I mean, there's a lot of countries in the world in 2026, they're having elections whose names you'll hardly recognize because you don't think about them. They're smaller, less significant countries. They're not the countries that you normally hear about, and they will not impact the markets much. There's elections in Brazil, one of the bigger markets. But the two most important—I mean, you know, for example, in 2026, the Russian elections. But you know that Russian elections aren't really elections. Places like France and Germany, important countries, regional elections. The big elections that could matter more importantly are in the back of the year, October-ish, in a similar time frame to the US midterm elections, in Israel and in Taiwan. And both of those are of import because of their geopolitical potential impact and how that might impact stocks. India is an important country, but it's got a series of regional elections over the year, and no one of them is likely to be earth-shattering, although India is an important country, and it's always important to pay attention to India. Again, a lot of people in the developed world pay less attention to India than they should. But if—and again, AI does just a marvelous job of this kind of stuff— if you just take a device like this and use Google or whatever you like and say, "What are the countries with elections in 2026?" It'll just rattle them all off for you. And some of them are done, you know, rattled off, you know, done by region.

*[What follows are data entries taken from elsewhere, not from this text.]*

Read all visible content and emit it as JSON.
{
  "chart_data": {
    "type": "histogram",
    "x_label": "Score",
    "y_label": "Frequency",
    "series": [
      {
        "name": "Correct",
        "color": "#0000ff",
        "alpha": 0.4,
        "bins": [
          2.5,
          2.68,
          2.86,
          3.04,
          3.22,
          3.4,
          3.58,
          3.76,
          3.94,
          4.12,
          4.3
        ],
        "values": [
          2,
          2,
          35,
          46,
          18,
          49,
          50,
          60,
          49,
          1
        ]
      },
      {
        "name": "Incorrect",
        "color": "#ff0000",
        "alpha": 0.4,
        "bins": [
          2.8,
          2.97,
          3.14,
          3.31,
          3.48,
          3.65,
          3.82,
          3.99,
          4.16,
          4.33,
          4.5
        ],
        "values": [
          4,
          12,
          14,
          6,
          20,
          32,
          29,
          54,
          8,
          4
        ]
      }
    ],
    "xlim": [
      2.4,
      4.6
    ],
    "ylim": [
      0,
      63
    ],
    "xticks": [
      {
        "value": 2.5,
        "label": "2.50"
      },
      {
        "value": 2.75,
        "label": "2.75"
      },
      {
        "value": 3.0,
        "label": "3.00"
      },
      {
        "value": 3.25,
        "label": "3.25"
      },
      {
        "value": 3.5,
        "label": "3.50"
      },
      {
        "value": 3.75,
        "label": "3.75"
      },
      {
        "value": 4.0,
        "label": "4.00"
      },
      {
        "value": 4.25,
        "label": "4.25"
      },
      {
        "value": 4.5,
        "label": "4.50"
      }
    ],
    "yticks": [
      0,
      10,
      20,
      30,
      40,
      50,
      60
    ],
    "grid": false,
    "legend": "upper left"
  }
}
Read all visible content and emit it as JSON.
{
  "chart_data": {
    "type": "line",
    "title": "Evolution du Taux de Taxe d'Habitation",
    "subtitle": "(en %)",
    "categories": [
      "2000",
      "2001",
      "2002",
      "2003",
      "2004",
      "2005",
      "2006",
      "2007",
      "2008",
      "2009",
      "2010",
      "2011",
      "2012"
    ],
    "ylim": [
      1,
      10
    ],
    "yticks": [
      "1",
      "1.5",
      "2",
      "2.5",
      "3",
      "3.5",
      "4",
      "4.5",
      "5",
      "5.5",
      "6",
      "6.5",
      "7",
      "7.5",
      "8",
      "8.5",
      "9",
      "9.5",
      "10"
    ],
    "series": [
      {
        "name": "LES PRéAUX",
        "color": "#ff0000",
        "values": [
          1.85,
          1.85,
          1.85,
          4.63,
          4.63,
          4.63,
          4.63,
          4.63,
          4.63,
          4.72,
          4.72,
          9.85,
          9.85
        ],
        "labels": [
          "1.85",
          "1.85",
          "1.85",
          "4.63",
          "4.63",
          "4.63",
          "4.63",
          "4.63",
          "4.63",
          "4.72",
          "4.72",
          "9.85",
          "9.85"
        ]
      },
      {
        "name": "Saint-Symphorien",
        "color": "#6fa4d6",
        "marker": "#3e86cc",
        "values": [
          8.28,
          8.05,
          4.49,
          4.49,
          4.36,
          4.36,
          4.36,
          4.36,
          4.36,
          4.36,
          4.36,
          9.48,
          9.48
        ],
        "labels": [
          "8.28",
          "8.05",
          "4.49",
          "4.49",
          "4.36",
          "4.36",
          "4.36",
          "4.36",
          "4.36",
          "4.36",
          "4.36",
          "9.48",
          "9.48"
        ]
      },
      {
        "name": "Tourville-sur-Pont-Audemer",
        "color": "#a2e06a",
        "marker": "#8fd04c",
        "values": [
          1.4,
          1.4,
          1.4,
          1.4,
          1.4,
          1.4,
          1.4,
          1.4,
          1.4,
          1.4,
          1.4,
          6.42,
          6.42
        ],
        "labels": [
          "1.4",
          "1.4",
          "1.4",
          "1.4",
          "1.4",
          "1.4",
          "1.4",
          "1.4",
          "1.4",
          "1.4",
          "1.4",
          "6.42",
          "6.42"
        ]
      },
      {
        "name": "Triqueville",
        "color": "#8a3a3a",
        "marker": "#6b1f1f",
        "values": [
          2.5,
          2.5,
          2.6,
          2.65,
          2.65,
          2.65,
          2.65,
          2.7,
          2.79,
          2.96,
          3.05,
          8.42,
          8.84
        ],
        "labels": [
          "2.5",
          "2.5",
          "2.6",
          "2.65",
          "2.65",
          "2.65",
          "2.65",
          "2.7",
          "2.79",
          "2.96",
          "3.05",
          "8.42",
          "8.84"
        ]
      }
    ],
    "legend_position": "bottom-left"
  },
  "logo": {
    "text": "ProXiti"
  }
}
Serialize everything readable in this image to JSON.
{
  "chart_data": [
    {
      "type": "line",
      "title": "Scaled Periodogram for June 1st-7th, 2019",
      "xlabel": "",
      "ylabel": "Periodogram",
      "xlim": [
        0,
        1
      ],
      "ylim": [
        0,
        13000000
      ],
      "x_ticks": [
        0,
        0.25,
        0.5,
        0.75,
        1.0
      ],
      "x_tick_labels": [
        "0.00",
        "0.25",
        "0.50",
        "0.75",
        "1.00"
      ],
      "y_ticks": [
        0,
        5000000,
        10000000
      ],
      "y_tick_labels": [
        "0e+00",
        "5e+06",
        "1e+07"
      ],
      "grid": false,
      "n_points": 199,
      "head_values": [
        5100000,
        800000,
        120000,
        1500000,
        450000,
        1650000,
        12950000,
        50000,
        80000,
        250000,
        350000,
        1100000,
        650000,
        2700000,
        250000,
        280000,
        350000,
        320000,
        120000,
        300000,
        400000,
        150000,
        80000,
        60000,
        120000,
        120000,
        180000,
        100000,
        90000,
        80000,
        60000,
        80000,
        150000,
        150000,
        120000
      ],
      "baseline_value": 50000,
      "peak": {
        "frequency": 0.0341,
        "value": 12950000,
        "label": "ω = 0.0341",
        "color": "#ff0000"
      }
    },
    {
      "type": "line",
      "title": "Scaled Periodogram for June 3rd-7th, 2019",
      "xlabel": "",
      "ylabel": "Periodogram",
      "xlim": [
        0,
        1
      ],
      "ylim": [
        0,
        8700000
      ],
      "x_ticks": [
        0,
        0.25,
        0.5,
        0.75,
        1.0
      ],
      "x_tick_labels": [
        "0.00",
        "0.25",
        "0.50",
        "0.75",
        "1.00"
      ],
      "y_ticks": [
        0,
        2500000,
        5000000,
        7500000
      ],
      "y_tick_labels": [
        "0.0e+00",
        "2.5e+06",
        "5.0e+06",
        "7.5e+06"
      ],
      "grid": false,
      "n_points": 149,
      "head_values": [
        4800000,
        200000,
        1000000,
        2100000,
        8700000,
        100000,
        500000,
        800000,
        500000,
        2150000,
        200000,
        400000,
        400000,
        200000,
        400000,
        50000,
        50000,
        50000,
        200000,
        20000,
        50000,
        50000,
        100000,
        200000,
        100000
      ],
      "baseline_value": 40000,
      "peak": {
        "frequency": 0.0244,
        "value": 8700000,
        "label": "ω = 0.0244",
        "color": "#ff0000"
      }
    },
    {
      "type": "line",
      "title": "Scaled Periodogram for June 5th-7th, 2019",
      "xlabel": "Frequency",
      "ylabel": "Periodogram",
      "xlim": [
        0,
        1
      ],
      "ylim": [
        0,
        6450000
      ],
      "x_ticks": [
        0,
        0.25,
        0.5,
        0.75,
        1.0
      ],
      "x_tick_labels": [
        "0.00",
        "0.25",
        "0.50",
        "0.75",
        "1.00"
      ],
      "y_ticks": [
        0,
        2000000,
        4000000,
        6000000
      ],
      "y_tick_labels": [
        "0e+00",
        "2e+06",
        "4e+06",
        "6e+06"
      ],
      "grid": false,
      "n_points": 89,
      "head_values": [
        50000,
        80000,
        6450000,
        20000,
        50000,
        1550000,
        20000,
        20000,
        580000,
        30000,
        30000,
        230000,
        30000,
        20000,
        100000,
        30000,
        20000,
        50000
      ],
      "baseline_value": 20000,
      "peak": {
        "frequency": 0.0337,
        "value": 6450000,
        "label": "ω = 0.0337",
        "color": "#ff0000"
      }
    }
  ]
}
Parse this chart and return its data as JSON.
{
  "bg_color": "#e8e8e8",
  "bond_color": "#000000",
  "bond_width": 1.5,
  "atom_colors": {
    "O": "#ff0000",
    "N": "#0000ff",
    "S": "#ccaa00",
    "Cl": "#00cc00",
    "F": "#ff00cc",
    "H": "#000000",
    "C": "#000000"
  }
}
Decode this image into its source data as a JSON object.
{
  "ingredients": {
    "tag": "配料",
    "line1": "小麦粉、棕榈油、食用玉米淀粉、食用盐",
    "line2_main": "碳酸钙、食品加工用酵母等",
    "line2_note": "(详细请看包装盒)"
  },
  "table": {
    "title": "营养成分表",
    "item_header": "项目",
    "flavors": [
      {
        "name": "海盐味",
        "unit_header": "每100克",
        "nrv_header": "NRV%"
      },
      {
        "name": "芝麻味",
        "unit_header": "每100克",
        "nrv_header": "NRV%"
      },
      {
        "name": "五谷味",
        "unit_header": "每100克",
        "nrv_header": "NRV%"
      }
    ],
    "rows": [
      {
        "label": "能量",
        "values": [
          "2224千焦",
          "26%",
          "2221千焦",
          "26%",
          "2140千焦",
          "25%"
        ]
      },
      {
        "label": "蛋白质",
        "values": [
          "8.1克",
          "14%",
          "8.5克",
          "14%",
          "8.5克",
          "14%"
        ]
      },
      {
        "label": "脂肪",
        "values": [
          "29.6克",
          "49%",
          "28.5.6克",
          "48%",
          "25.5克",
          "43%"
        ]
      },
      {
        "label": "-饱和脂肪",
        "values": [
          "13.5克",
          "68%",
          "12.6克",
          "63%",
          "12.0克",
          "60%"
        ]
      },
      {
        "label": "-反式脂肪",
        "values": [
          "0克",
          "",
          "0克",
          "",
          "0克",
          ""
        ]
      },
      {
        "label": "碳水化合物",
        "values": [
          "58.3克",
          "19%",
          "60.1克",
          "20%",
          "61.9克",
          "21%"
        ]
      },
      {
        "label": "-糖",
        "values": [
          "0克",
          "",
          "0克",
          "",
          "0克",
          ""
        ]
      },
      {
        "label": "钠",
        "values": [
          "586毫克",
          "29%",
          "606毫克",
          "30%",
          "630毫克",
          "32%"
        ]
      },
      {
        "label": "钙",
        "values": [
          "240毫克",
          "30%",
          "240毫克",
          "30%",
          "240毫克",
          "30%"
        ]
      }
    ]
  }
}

Like here's the ones in Africa, here's the ones in Europe, here's the ones in Asia, and some of them are just done alphabetically. But it'll take you through all of them, and you don't really need me to figure out what are the important countries, what aren't, what's regional, what's national, because they're all listed there. And again, I encourage you to think globally because whatever country you're in, the United States or otherwise, not perfectly so, but mostly, tends to be hugely more impacted by what goes on with global outcomes than it does from what goes on inside the country itself. So, if you, for example, are American—greatest country in the world— it is also true that the US market almost always goes the way the non-US market goes, unless both the US and the non-US market are hovering around close to zero and one goes one way and one goes the other and the difference is insignificant.
But otherwise, if the world goes one way, so is the US. If the US is going one way, so is the world. And yet, the difference between which will do better, like 2023 - 2024, with US doing better than the non-US, and in 2025, with the non-US doing much better than the US. Those differences are important. And so, thinking about these kinds of elections and the regions is something that's worth you putting a little time into. And I thank you for the question.